The risk of transmission from sharing pinnies is extremely low. However, all players and coaches should be aware of the small risk and take proper precautions. One option instead of putting pinnies on over the head is to wear them tucked into shorts like flags or tying them around the child's waist. Some coaches may opt to wash pinnies after each use or ask players to purchase a particular colored pinnie to use for the season.

Player Equipment

Your child must wear shin guards to all games and practices. Socks must be worn over shin guards.

If your child does not have shin guards, he/she will NOT be allowed to practice or play.

No baseball or football cleats are allowed.

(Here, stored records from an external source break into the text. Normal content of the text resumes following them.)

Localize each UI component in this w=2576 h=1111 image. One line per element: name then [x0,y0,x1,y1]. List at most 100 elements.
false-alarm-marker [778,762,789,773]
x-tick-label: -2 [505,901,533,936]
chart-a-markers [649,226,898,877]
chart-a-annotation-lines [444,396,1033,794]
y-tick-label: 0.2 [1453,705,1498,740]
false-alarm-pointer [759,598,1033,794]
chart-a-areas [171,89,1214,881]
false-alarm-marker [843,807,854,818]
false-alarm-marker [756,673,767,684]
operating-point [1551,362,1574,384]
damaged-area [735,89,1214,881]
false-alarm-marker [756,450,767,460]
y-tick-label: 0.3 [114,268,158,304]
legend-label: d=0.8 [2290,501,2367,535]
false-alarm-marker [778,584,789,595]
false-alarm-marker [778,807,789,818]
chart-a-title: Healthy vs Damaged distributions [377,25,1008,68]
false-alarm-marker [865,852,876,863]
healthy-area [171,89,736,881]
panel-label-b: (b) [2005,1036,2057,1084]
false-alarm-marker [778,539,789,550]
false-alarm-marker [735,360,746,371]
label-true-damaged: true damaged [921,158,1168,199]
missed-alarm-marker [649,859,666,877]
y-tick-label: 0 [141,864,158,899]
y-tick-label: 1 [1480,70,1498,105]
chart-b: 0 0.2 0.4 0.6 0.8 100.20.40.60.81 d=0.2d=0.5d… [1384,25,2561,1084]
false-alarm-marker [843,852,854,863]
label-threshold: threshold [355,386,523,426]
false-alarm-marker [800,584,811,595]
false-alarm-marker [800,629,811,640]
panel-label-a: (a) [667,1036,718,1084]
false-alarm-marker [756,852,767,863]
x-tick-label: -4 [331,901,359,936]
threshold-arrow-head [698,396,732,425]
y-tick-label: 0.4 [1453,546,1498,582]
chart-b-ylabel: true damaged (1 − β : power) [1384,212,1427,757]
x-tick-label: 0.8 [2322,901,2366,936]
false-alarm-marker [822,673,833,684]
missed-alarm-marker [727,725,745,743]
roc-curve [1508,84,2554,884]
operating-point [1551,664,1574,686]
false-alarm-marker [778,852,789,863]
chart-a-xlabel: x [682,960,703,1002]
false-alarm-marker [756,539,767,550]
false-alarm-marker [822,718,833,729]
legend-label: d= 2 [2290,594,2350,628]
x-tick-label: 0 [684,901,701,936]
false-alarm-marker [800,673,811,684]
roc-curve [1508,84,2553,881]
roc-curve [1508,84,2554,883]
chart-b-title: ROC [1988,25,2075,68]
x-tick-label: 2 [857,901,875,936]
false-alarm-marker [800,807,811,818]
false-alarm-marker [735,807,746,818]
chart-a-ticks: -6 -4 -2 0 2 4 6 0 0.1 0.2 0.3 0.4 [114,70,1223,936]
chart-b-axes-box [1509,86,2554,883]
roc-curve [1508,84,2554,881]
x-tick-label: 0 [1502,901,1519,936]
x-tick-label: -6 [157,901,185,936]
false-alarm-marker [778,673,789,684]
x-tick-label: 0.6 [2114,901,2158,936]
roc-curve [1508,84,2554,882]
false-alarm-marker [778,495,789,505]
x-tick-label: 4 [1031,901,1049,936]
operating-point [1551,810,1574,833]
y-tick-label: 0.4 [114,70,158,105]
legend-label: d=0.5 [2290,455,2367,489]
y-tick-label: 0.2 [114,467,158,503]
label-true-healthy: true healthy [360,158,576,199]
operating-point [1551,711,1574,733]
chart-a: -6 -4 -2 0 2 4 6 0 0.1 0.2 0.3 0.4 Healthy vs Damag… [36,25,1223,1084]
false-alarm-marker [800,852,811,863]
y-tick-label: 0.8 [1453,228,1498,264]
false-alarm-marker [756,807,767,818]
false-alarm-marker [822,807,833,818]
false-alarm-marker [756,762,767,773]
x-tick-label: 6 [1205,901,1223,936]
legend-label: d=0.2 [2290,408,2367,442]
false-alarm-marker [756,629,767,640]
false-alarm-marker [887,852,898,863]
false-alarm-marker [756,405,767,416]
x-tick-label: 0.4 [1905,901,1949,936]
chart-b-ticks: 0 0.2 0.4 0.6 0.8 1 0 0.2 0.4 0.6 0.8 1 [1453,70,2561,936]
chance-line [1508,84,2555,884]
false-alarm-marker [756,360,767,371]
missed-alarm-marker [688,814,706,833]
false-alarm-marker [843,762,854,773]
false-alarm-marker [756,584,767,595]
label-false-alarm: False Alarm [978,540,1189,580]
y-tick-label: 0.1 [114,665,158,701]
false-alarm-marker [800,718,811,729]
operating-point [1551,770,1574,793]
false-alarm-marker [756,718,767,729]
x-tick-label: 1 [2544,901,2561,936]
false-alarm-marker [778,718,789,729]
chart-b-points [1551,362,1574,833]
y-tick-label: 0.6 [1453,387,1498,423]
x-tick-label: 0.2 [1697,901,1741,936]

Wearing football or baseball cleats to play soccer is very dangerous to the other players. Here's why: Football and baseball cleats have a spike in the middle of the front of the cleat - right where the shoe will hit another player's shin. Soccer cleats have two spikes on either side of the front of the cleat (like a gap-toothed smile). This is safer for soccer playing. There are other differences as well, but this is the easiest way to tell.

While we encourage your child to wear soccer cleats, we do not require it. Your child can wear gym shoes instead. However, your child will not be allowed to play with football or baseball cleats.

No visible jewelry of any kind is allowed. It is against the rules of soccer. It is also unsafe.

Please make sure your child removes any/all of the following:

  • earrings
  • hair clips
  • necklaces
  • rings
  • watches

Water!  Part of being prepared to play soccer, includes having a water bottle. It gets hot out there and your child needs to remain hydrated.